From this, it seems that when the total_to_hot ratio rises, there may be a benefit to increasing the FILLFACTOR.

https://www.postgresql.org/docs/13/monitoring-stats.html

n_tup_upd counts all updates, including HOT updates, and n_tup_hot_upd counts HOT updates only. But it doesn't seem to be a count of "could have been a HOT update, if we hadn't run out of room on the page." That would be great, but it also seems like a lot to ask for. (And maybe more expensive to keep track of that can be justified?)

Here is the script. I edited and re-ran the test with each FILLFACTOR.

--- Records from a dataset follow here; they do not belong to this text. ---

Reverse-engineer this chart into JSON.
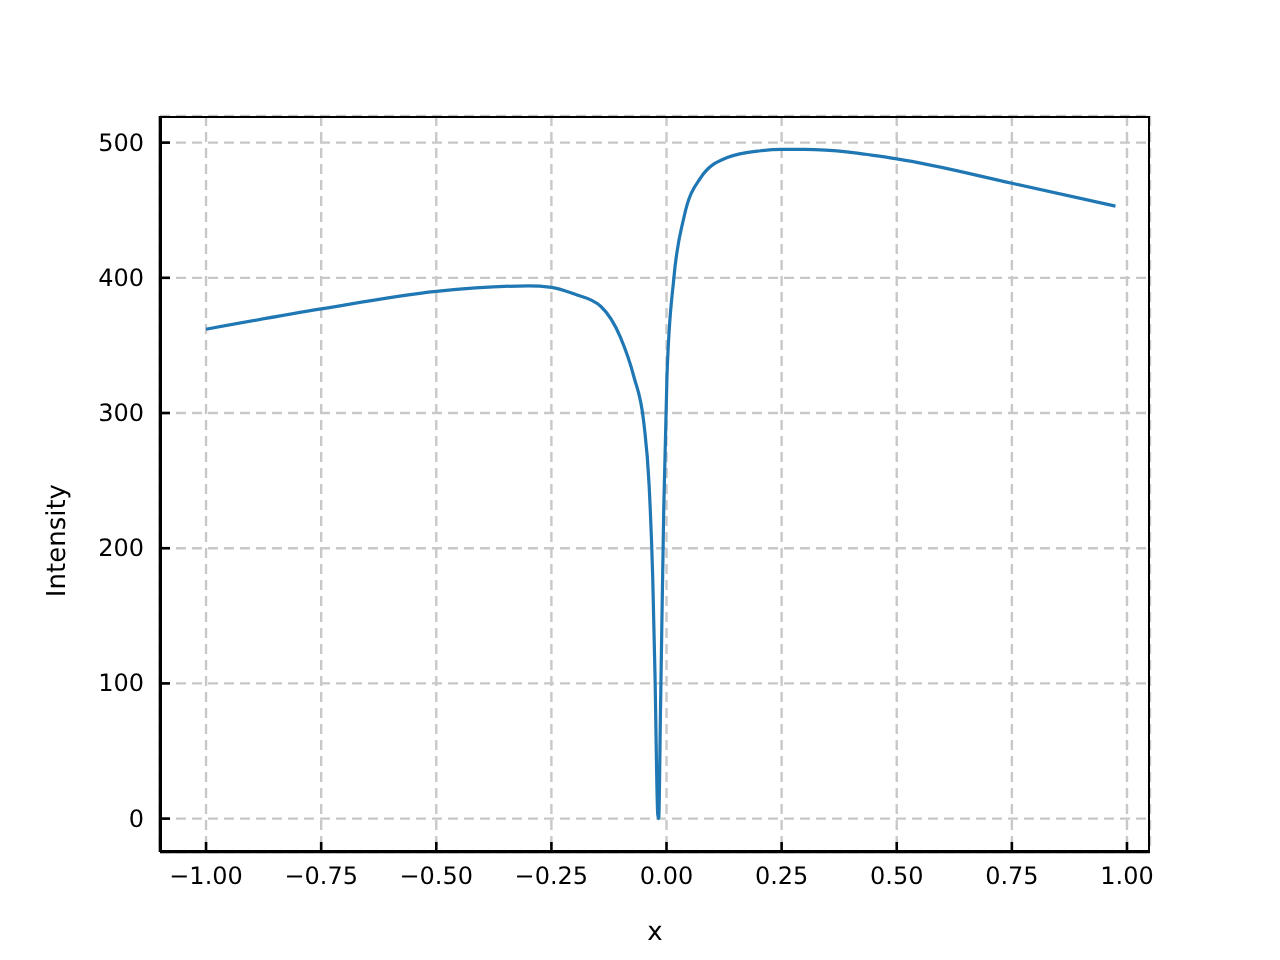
{
  "chart_data": {
    "type": "line",
    "xlabel": "x",
    "ylabel": "Intensity",
    "x": [
      -1.0,
      -0.75,
      -0.5,
      -0.3,
      -0.25,
      -0.2,
      -0.143,
      -0.1,
      -0.071,
      -0.049,
      -0.038,
      -0.03,
      -0.025,
      -0.019,
      -0.017,
      -0.013,
      -0.006,
      0.001,
      0.016,
      0.038,
      0.074,
      0.132,
      0.204,
      0.25,
      0.3,
      0.5,
      0.75,
      0.975
    ],
    "series": [
      {
        "color": "#1f77b4",
        "values": [
          362,
          377,
          390,
          394,
          393,
          388,
          379,
          356,
          327,
          292,
          248,
          179,
          106,
          3,
          0,
          81,
          229,
          327,
          400,
          445,
          474,
          489,
          494,
          495,
          495,
          488,
          470,
          453
        ]
      }
    ],
    "xlim": [
      -1.1,
      1.05
    ],
    "ylim": [
      -24.7,
      519.7
    ],
    "xticks": [
      {
        "value": -1,
        "label": "−1.00"
      },
      {
        "value": -0.75,
        "label": "−0.75"
      },
      {
        "value": -0.5,
        "label": "−0.50"
      },
      {
        "value": -0.25,
        "label": "−0.25"
      },
      {
        "value": 0,
        "label": "0.00"
      },
      {
        "value": 0.25,
        "label": "0.25"
      },
      {
        "value": 0.5,
        "label": "0.50"
      },
      {
        "value": 0.75,
        "label": "0.75"
      },
      {
        "value": 1,
        "label": "1.00"
      }
    ],
    "yticks": [
      0,
      100,
      200,
      300,
      400,
      500
    ],
    "grid": true,
    "line_style": "solid",
    "marker": "none",
    "legend": false
  }
}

-- Set up the table for the test
DROP TABLE IF EXISTS mytable;

CREATE TABLE mytable (
   id  integer PRIMARY KEY,
   val integer NOT NULL
) WITH (autovacuum_enabled = off);
 
-- Change the FILLFACTOR. The default is 100.
ALTER TABLE mytable SET (fillfactor = 10);  -- The only part that changes between runs.

-- Seed the data
INSERT INTO mytable
SELECT *, 0
FROM generate_series(1, 235) AS n;

-- Thrash the data
UPDATE mytable SET val = val;
SELECT pg_sleep(1);

UPDATE mytable SET val = val;
SELECT pg_sleep(1);

UPDATE mytable SET val = val;
SELECT pg_sleep(1);

UPDATE mytable SET val = val;
SELECT pg_sleep(1);

UPDATE mytable SET val = val;
SELECT pg_sleep(1);

UPDATE mytable SET val = val;
SELECT pg_sleep(1);

UPDATE mytable SET val = val;
SELECT pg_sleep(1);

UPDATE mytable SET val = val;
SELECT pg_sleep(1);

UPDATE mytable SET val = val;
SELECT pg_sleep(1);

UPDATE mytable SET val = val;
SELECT pg_sleep(1);

-- How does it look?
SELECT n_tup_upd                          as total_updates,
       n_tup_hot_upd                      as hot_updates, 
       div_safe(n_tup_upd, n_tup_hot_upd) as total_to_hot
      
  FROM pg_stat_user_tables 
  
 WHERE relname = 'mytable';

Checking the FILLFACTOR Setting

As a side-note, I wanted a quick call to check the FILLFACTOR setting on a table, and it turned out to be more involved than I thought. I wrote up a function that works, but could likely see some improvements...if anyone has suggestions. I call it like this:

select * from table_get_options('foo', 'bar');

or

select * from table_get_options('foo','bar') where option = 'fillfactor';

Here's the code, if anyone has improvements to offer:

CREATE OR REPLACE FUNCTION dba.table_get_options(text,text)
  RETURNS TABLE (
    schema_name text,
    table_name  text,
    option      text,
    value       text
)

LANGUAGE SQL AS

$BODY$
WITH
packed_options AS (
select pg_class.relname as table_name,
       btrim(pg_options_to_table(pg_class.reloptions)::text, '()') as option_kvp -- Convert to text (fillfactor,95), then strip off ( and )

 from pg_class
 join pg_namespace
   on pg_namespace.oid = pg_class.relnamespace

where pg_namespace.nspname = $1
  and relname              = $2
  and reloptions    is not null
),

unpacked_options AS (
select $1                             as schema_name,
       $2                             as table_name,
       split_part(option_kvp, ',', 1) as option,
       split_part(option_kvp, ',', 2) as value

    from packed_options
)

select * from unpacked_options;

$BODY$;
1

There are 1 answers

2
Laurenz Albe On BEST ANSWER

The numbers show that your strategy is not working, and the overwhelming majority of updates are not HOT. You also show the reason: Even if you update an indexed column to the original value, you won't get a HOT update.

The solution would be to differentiate by including the indexed column in the UPDATE statement only if it is really modified.

A fillfactor of 95 is also pretty high, unless you have tables with really small rows. Perhaps you would get better results with a setting like 90 or 85.